The Good, the Bad and the Ugly

What’s good, what’s bad, what’s ugly, when it comes to photography? Is there a way of telling – objectively – what is good and what is poo not? Ok, I have eventually progressed from the usual outcry “That’s ART??? *I* could have taken that picture!!” I do understand that it is not about the superficial aesthetics, the perfectly caught rule of thirds, the careful colour balancing or the attractive abstraction of an object. It is as much about the concept as well as the meaning and message. And the originality of the idea. 

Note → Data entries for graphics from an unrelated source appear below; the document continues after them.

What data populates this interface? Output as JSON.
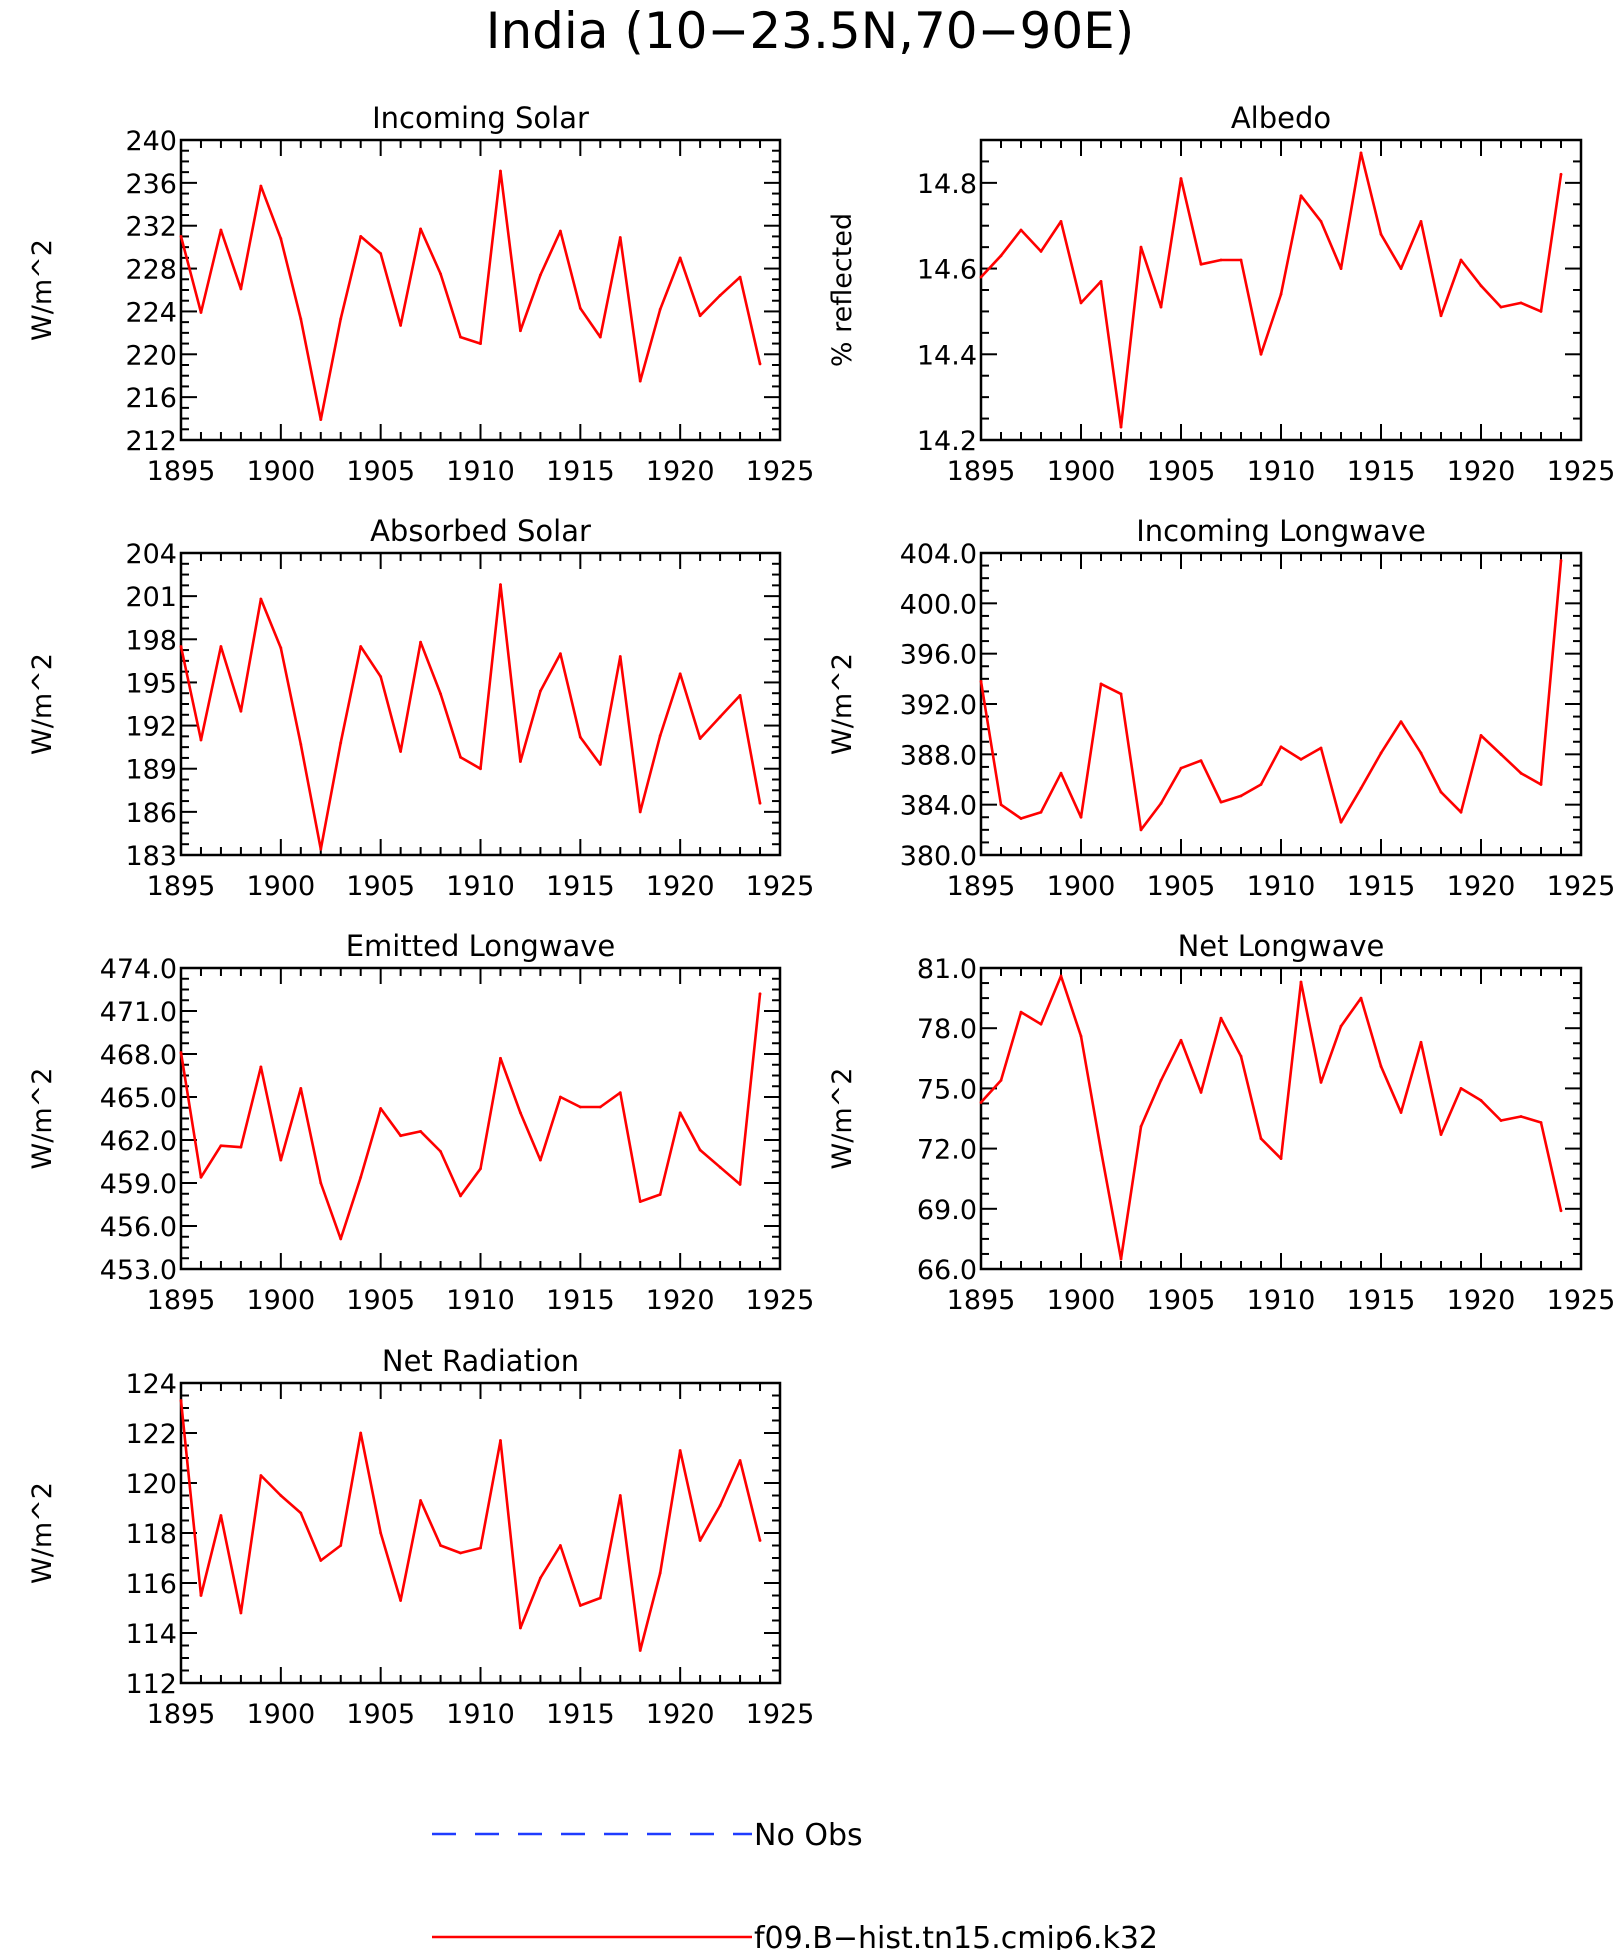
{
  "figure": {
    "title": "India (10−23.5N,70−90E)"
  },
  "legend": [
    {
      "label": "No Obs",
      "color": "#1f3cff",
      "style": "dashed"
    },
    {
      "label": "f09.B−hist.tn15.cmip6.k32",
      "color": "#ff0000",
      "style": "solid"
    }
  ],
  "chart_data": [
    {
      "type": "line",
      "title": "Incoming Solar",
      "ylabel": "W/m^2",
      "xlim": [
        1895,
        1925
      ],
      "ylim": [
        212,
        240
      ],
      "x_ticks": [
        1895,
        1900,
        1905,
        1910,
        1915,
        1920,
        1925
      ],
      "y_ticks": [
        212,
        216,
        220,
        224,
        228,
        232,
        236,
        240
      ],
      "y_tick_labels": [
        "212",
        "216",
        "220",
        "224",
        "228",
        "232",
        "236",
        "240"
      ],
      "series": [
        {
          "color": "#ff0000",
          "x": [
            1895,
            1896,
            1897,
            1898,
            1899,
            1900,
            1901,
            1902,
            1903,
            1904,
            1905,
            1906,
            1907,
            1908,
            1909,
            1910,
            1911,
            1912,
            1913,
            1914,
            1915,
            1916,
            1917,
            1918,
            1919,
            1920,
            1921,
            1922,
            1923,
            1924
          ],
          "values": [
            231.0,
            223.9,
            231.6,
            226.1,
            235.7,
            230.8,
            223.3,
            213.9,
            223.3,
            231.0,
            229.4,
            222.7,
            231.7,
            227.5,
            221.6,
            221.0,
            237.1,
            222.2,
            227.4,
            231.5,
            224.3,
            221.6,
            230.9,
            217.5,
            224.2,
            229.0,
            223.6,
            225.5,
            227.2,
            219.1
          ]
        }
      ]
    },
    {
      "type": "line",
      "title": "Albedo",
      "ylabel": "% reflected",
      "xlim": [
        1895,
        1925
      ],
      "ylim": [
        14.2,
        14.9
      ],
      "x_ticks": [
        1895,
        1900,
        1905,
        1910,
        1915,
        1920,
        1925
      ],
      "y_ticks": [
        14.2,
        14.4,
        14.6,
        14.8
      ],
      "y_tick_labels": [
        "14.2",
        "14.4",
        "14.6",
        "14.8"
      ],
      "series": [
        {
          "color": "#ff0000",
          "x": [
            1895,
            1896,
            1897,
            1898,
            1899,
            1900,
            1901,
            1902,
            1903,
            1904,
            1905,
            1906,
            1907,
            1908,
            1909,
            1910,
            1911,
            1912,
            1913,
            1914,
            1915,
            1916,
            1917,
            1918,
            1919,
            1920,
            1921,
            1922,
            1923,
            1924
          ],
          "values": [
            14.58,
            14.63,
            14.69,
            14.64,
            14.71,
            14.52,
            14.57,
            14.23,
            14.65,
            14.51,
            14.81,
            14.61,
            14.62,
            14.62,
            14.4,
            14.54,
            14.77,
            14.71,
            14.6,
            14.87,
            14.68,
            14.6,
            14.71,
            14.49,
            14.62,
            14.56,
            14.51,
            14.52,
            14.5,
            14.82
          ]
        }
      ]
    },
    {
      "type": "line",
      "title": "Absorbed Solar",
      "ylabel": "W/m^2",
      "xlim": [
        1895,
        1925
      ],
      "ylim": [
        183,
        204
      ],
      "x_ticks": [
        1895,
        1900,
        1905,
        1910,
        1915,
        1920,
        1925
      ],
      "y_ticks": [
        183,
        186,
        189,
        192,
        195,
        198,
        201,
        204
      ],
      "y_tick_labels": [
        "183",
        "186",
        "189",
        "192",
        "195",
        "198",
        "201",
        "204"
      ],
      "series": [
        {
          "color": "#ff0000",
          "x": [
            1895,
            1896,
            1897,
            1898,
            1899,
            1900,
            1901,
            1902,
            1903,
            1904,
            1905,
            1906,
            1907,
            1908,
            1909,
            1910,
            1911,
            1912,
            1913,
            1914,
            1915,
            1916,
            1917,
            1918,
            1919,
            1920,
            1921,
            1922,
            1923,
            1924
          ],
          "values": [
            197.5,
            191.0,
            197.5,
            193.0,
            200.8,
            197.4,
            190.7,
            183.4,
            190.8,
            197.5,
            195.4,
            190.2,
            197.8,
            194.2,
            189.8,
            189.0,
            201.8,
            189.5,
            194.4,
            197.0,
            191.2,
            189.3,
            196.8,
            186.0,
            191.3,
            195.6,
            191.1,
            192.6,
            194.1,
            186.6
          ]
        }
      ]
    },
    {
      "type": "line",
      "title": "Incoming Longwave",
      "ylabel": "W/m^2",
      "xlim": [
        1895,
        1925
      ],
      "ylim": [
        380,
        404
      ],
      "x_ticks": [
        1895,
        1900,
        1905,
        1910,
        1915,
        1920,
        1925
      ],
      "y_ticks": [
        380,
        384,
        388,
        392,
        396,
        400,
        404
      ],
      "y_tick_labels": [
        "380.0",
        "384.0",
        "388.0",
        "392.0",
        "396.0",
        "400.0",
        "404.0"
      ],
      "series": [
        {
          "color": "#ff0000",
          "x": [
            1895,
            1896,
            1897,
            1898,
            1899,
            1900,
            1901,
            1902,
            1903,
            1904,
            1905,
            1906,
            1907,
            1908,
            1909,
            1910,
            1911,
            1912,
            1913,
            1914,
            1915,
            1916,
            1917,
            1918,
            1919,
            1920,
            1921,
            1922,
            1923,
            1924
          ],
          "values": [
            393.8,
            384.0,
            382.9,
            383.4,
            386.5,
            383.0,
            393.6,
            392.8,
            382.0,
            384.1,
            386.9,
            387.5,
            384.2,
            384.7,
            385.6,
            388.6,
            387.6,
            388.5,
            382.6,
            385.3,
            388.1,
            390.6,
            388.1,
            385.0,
            383.4,
            389.5,
            388.0,
            386.5,
            385.6,
            403.4
          ]
        }
      ]
    },
    {
      "type": "line",
      "title": "Emitted Longwave",
      "ylabel": "W/m^2",
      "xlim": [
        1895,
        1925
      ],
      "ylim": [
        453,
        474
      ],
      "x_ticks": [
        1895,
        1900,
        1905,
        1910,
        1915,
        1920,
        1925
      ],
      "y_ticks": [
        453,
        456,
        459,
        462,
        465,
        468,
        471,
        474
      ],
      "y_tick_labels": [
        "453.0",
        "456.0",
        "459.0",
        "462.0",
        "465.0",
        "468.0",
        "471.0",
        "474.0"
      ],
      "series": [
        {
          "color": "#ff0000",
          "x": [
            1895,
            1896,
            1897,
            1898,
            1899,
            1900,
            1901,
            1902,
            1903,
            1904,
            1905,
            1906,
            1907,
            1908,
            1909,
            1910,
            1911,
            1912,
            1913,
            1914,
            1915,
            1916,
            1917,
            1918,
            1919,
            1920,
            1921,
            1922,
            1923,
            1924
          ],
          "values": [
            468.1,
            459.4,
            461.6,
            461.5,
            467.1,
            460.6,
            465.6,
            459.0,
            455.1,
            459.4,
            464.2,
            462.3,
            462.6,
            461.2,
            458.1,
            460.0,
            467.7,
            463.9,
            460.6,
            465.0,
            464.3,
            464.3,
            465.3,
            457.7,
            458.2,
            463.9,
            461.3,
            460.1,
            458.9,
            472.2
          ]
        }
      ]
    },
    {
      "type": "line",
      "title": "Net Longwave",
      "ylabel": "W/m^2",
      "xlim": [
        1895,
        1925
      ],
      "ylim": [
        66,
        81
      ],
      "x_ticks": [
        1895,
        1900,
        1905,
        1910,
        1915,
        1920,
        1925
      ],
      "y_ticks": [
        66,
        69,
        72,
        75,
        78,
        81
      ],
      "y_tick_labels": [
        "66.0",
        "69.0",
        "72.0",
        "75.0",
        "78.0",
        "81.0"
      ],
      "series": [
        {
          "color": "#ff0000",
          "x": [
            1895,
            1896,
            1897,
            1898,
            1899,
            1900,
            1901,
            1902,
            1903,
            1904,
            1905,
            1906,
            1907,
            1908,
            1909,
            1910,
            1911,
            1912,
            1913,
            1914,
            1915,
            1916,
            1917,
            1918,
            1919,
            1920,
            1921,
            1922,
            1923,
            1924
          ],
          "values": [
            74.3,
            75.4,
            78.8,
            78.2,
            80.6,
            77.6,
            71.9,
            66.5,
            73.1,
            75.4,
            77.4,
            74.8,
            78.5,
            76.6,
            72.5,
            71.5,
            80.3,
            75.3,
            78.1,
            79.5,
            76.1,
            73.8,
            77.3,
            72.7,
            75.0,
            74.4,
            73.4,
            73.6,
            73.3,
            68.9
          ]
        }
      ]
    },
    {
      "type": "line",
      "title": "Net Radiation",
      "ylabel": "W/m^2",
      "xlim": [
        1895,
        1925
      ],
      "ylim": [
        112,
        124
      ],
      "x_ticks": [
        1895,
        1900,
        1905,
        1910,
        1915,
        1920,
        1925
      ],
      "y_ticks": [
        112,
        114,
        116,
        118,
        120,
        122,
        124
      ],
      "y_tick_labels": [
        "112",
        "114",
        "116",
        "118",
        "120",
        "122",
        "124"
      ],
      "series": [
        {
          "color": "#ff0000",
          "x": [
            1895,
            1896,
            1897,
            1898,
            1899,
            1900,
            1901,
            1902,
            1903,
            1904,
            1905,
            1906,
            1907,
            1908,
            1909,
            1910,
            1911,
            1912,
            1913,
            1914,
            1915,
            1916,
            1917,
            1918,
            1919,
            1920,
            1921,
            1922,
            1923,
            1924
          ],
          "values": [
            123.3,
            115.5,
            118.7,
            114.8,
            120.3,
            119.5,
            118.8,
            116.9,
            117.5,
            122.0,
            118.0,
            115.3,
            119.3,
            117.5,
            117.2,
            117.4,
            121.7,
            114.2,
            116.2,
            117.5,
            115.1,
            115.4,
            119.5,
            113.3,
            116.4,
            121.3,
            117.7,
            119.1,
            120.9,
            117.7
          ]
        }
      ]
    }
  ]
}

I am just flabberghasted, again, at what I recently saw at a rather renowned gallery. The occasion was the annual exhibition of the Royal Hibernian Academy. In recent years, the annual RHA exhibition has been exhibiting an increasing amount of photography. Some of it good, some of it bad, some of it ugly. In any case, an opportunity to gauge what the curating academicians find worthy of displaying. And what is awarded a prize – and therefore deemed art.
Let’s start with the good. Photographer Erin Quinn, for instance, was awarded the Curtin O’Donoghue Photography Prize, which carries a hefty € 5000 prize sum. And well deserved. I loved the exhibited image – head-and-shoulders of a woman in a bathtub, immersed in water and shot from straight above. Crystal-clear and crisp, beautiful soft colours, the composition deliberately off-centre. The accompanying artist’s statement, which can be read on Quinn’s website, explains more about the project and adds some depth to it, if you pardon the pun. But even without it, I would have agreed with the jury that this was photography worthy of a prize.

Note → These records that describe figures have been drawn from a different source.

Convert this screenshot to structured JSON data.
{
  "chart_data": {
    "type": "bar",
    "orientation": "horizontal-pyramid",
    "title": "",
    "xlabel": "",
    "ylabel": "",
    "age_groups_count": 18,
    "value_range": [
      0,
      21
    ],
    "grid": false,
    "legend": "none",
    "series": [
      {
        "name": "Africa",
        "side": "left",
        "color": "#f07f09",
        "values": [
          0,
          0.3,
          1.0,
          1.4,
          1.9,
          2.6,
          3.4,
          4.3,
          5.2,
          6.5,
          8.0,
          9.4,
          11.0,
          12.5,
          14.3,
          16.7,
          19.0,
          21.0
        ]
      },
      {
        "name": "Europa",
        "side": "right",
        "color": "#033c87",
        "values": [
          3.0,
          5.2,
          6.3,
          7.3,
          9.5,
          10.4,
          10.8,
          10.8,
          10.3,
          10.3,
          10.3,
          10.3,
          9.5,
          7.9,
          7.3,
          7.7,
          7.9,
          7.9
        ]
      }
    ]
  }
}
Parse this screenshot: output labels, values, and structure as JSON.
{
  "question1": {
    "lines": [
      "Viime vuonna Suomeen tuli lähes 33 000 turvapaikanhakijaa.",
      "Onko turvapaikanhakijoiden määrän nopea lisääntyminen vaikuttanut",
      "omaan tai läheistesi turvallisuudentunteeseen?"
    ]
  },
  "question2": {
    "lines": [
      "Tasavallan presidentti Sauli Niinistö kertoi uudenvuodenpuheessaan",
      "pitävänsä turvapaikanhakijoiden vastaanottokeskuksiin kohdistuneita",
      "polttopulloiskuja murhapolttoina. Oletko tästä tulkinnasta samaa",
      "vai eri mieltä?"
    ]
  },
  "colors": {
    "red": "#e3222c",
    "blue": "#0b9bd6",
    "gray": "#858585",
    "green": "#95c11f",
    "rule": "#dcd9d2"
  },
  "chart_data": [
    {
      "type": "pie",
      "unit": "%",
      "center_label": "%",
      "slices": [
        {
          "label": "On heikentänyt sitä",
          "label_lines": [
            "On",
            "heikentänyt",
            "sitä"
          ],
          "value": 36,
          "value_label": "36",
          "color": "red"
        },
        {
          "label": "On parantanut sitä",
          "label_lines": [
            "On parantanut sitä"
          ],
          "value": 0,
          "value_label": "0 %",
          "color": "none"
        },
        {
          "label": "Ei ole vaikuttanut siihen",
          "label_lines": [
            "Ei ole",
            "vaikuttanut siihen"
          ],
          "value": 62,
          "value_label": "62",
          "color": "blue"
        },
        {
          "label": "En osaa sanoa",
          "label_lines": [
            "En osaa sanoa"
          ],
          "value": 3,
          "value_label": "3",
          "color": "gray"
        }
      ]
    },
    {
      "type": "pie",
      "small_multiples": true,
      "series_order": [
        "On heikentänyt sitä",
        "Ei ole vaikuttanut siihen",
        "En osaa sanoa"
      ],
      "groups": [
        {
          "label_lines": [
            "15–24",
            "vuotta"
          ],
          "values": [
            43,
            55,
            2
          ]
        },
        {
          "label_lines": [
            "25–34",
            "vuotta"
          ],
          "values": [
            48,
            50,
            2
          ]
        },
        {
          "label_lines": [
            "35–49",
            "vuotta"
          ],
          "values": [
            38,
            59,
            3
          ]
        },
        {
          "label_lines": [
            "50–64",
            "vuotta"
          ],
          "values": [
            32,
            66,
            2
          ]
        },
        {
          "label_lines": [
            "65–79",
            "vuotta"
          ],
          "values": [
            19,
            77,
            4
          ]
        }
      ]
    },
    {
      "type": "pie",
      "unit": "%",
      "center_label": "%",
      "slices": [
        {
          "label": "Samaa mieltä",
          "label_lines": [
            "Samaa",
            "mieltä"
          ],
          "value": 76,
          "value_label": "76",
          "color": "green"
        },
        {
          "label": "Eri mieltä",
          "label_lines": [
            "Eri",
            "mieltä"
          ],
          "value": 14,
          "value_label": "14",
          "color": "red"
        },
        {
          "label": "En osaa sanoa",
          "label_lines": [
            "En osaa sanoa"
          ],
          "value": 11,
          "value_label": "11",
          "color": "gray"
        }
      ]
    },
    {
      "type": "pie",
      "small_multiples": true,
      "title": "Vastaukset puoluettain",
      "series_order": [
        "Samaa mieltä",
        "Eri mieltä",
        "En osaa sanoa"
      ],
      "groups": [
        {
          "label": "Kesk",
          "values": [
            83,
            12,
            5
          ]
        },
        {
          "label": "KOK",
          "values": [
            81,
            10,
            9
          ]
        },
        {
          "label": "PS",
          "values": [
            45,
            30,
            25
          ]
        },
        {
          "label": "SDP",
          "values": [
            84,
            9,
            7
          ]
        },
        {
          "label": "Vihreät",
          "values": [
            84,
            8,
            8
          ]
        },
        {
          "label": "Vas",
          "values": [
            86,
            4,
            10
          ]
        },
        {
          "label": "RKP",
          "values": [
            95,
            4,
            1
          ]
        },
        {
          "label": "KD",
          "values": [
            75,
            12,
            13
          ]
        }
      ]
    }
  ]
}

I don’t necessarily want to call the subject of my next review “bad”, suffice to say that it did little for me. Again, a photograph awarded a prestigious and generous prize, Dragana Jurisic received € 2,500 and the Curtin O’Donoghue Emerging Photographic Award for her image of a bend in a country road. My initial reaction was “that’s the sort of image that I take on holidays and then sort out into the bin”. Yes, I am ignorant and not intellectual enough to understand the beauty/message of the mundane. Maybe an artist’s statement would have cleared things up for me a bit? With a little research into Jurisic’s work, particularly her project “Seeing Things” does find my approval. Nonetheless I was intrigued to see that this particular photo (of which I have not found any trace online, so I cannot link to it here, my apologies) obviously wowed the judges. 

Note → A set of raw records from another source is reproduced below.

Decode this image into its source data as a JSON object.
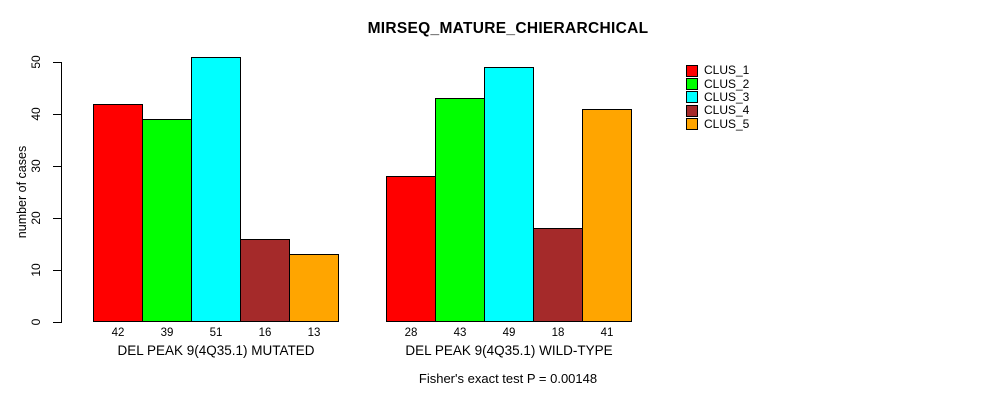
{
  "chart_data": {
    "type": "bar",
    "title": "MIRSEQ_MATURE_CHIERARCHICAL",
    "ylabel": "number of cases",
    "xlabel": "",
    "ylim": [
      0,
      50
    ],
    "yticks": [
      0,
      10,
      20,
      30,
      40,
      50
    ],
    "grid": false,
    "legend_position": "top-right",
    "bar_border_color": "#000000",
    "series": [
      {
        "name": "CLUS_1",
        "color": "#FF0000"
      },
      {
        "name": "CLUS_2",
        "color": "#00FF00"
      },
      {
        "name": "CLUS_3",
        "color": "#00FFFF"
      },
      {
        "name": "CLUS_4",
        "color": "#A52A2A"
      },
      {
        "name": "CLUS_5",
        "color": "#FFA500"
      }
    ],
    "groups": [
      {
        "label": "DEL PEAK 9(4Q35.1) MUTATED",
        "values": [
          42,
          39,
          51,
          16,
          13
        ]
      },
      {
        "label": "DEL PEAK 9(4Q35.1) WILD-TYPE",
        "values": [
          28,
          43,
          49,
          18,
          41
        ]
      }
    ],
    "value_labels_shown": true,
    "footnote": "Fisher's exact test P = 0.00148"
  }
}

Let’s put the cloak of silence over the aforementioned “ugly” and move on to general deliberations. This year’s exhibition was certainly an eye-opener. And last but not least on the display formats of the photographic works shown. The bigger the print, the more impact. And what really works particularly well were those large scale photographs that were dibonded behind acrylic. The colours came out crystal clear, the images almost seemed enlarged by the acrylic cover. Surely not a cheap display option, but one that does add vava to the voom.
My conclusion from perusing the exhibition is – the sky’s the limit, people. The RHA annual exhibition is open for submissions from all visual artists. An entry fee of € 15 is charged per submission, three entries max. So, why not? Judging from what the jury has chosen to display, any subject matter and any technique has a chance of being deemed exhibitionable. And if it is my “bin-lining” images that might have a shot at being chosen, I will dig out my little time-passing exercise from yesterday’s car-journey from the computer’s trash can and slap it on a big piece of aluminium.